Golf

Golf legend: Use the image of a railroad track to align your shot

Many golf books tell you how to align yourself by having you imagine you are standing on a railroad track, with a ball on top of the other, and the path the ball travels on is heading towards the target. They also warn that if you set up so that the path you take is pointing towards the target, you will shoot the ball 20 yards to the right. This image is not helpful, and the warning is wrong.

Let’s deal with the warning first. Parallel tracks when your feet will be parallel 150 yards down range. There is an illusion that they are diverging, which you see if you stand behind the “tracks” and look down, but that’s about it. This is an illusion defeated by European painters in the fifteenth century. If the trajectories are parallel, the trajectory of the ball goal and the trajectory of the stance goal will remain two feet apart, for example, no matter how far down range you go.

Try this experiment so you can see the truth for yourself. Get two golf clubs and lay them about 20 inches apart on the ground. Get down to the ground until you can see the worm’s eye along the right paddle and aim it at a distant target. Arrange the other club parallel to the right club. Now stand with your toes facing the left-handed club as if you were addressing a ball on the right-handed club. Turn your head to look at the target. Fix the location of the target in your field of vision – remember where it is.

Now go down to the ground again and point the left stick at the target and set the right stick parallel to it. Take the heading position on the left handed putter again and turn your head the same way you did before to look at the target. The target will be in the same place in your field of vision. You won’t be able to tell the difference from the first setup.

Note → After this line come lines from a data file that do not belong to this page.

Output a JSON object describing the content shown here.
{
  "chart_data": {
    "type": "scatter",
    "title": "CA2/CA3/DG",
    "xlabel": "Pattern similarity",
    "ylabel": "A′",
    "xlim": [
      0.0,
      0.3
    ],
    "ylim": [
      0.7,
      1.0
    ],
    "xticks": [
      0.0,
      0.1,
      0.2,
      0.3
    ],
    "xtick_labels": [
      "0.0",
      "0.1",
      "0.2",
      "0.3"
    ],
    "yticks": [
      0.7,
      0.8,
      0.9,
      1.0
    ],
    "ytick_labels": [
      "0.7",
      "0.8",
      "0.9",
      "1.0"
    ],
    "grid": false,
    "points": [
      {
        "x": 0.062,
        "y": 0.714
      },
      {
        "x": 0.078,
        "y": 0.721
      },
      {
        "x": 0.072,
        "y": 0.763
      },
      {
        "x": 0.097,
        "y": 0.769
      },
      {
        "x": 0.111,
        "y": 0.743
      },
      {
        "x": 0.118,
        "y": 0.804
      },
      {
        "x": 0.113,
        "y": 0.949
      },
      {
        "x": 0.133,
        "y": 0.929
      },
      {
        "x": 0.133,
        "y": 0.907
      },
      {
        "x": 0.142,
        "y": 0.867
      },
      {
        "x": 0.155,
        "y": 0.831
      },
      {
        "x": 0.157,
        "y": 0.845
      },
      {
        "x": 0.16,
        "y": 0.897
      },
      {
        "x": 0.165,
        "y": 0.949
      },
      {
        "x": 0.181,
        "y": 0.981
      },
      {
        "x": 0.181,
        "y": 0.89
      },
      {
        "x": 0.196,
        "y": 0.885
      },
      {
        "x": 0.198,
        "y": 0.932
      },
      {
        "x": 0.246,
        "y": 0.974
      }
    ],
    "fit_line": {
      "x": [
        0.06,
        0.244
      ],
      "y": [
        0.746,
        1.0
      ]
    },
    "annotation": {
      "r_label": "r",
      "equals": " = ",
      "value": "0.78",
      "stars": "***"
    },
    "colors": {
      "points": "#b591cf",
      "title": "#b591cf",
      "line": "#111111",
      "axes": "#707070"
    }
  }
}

Let me say this again. Two parallel lines that are 20 inches apart at your feet will still be 20 inches apart when they are 150 yards apart. If you aim your body at the target, you will stop at an amount that could only affect Johnny Miller in the early 70s.

Geometrically, it doesn’t matter whether you line up your shot on the ball’s goal line or the player’s goal line. In practice, this is true, because it is difficult to align yourself with the goal line of the ball. If you were to aim a rifle, would you raise it to your eye and look down the barrel, or hold it at arm’s length and point it down? Alignment errors come because you’re trying to set up parallel to a line that’s been displaced from you, and you’ve got it wrong.

So forget the railroad tracks, forget the ball goal line. These pictures don’t make things any easier, in fact they invite misalignment. Line up with the target. Take a training swing and hold the end. Where you are looking is where your swing was directed. It’s that simple.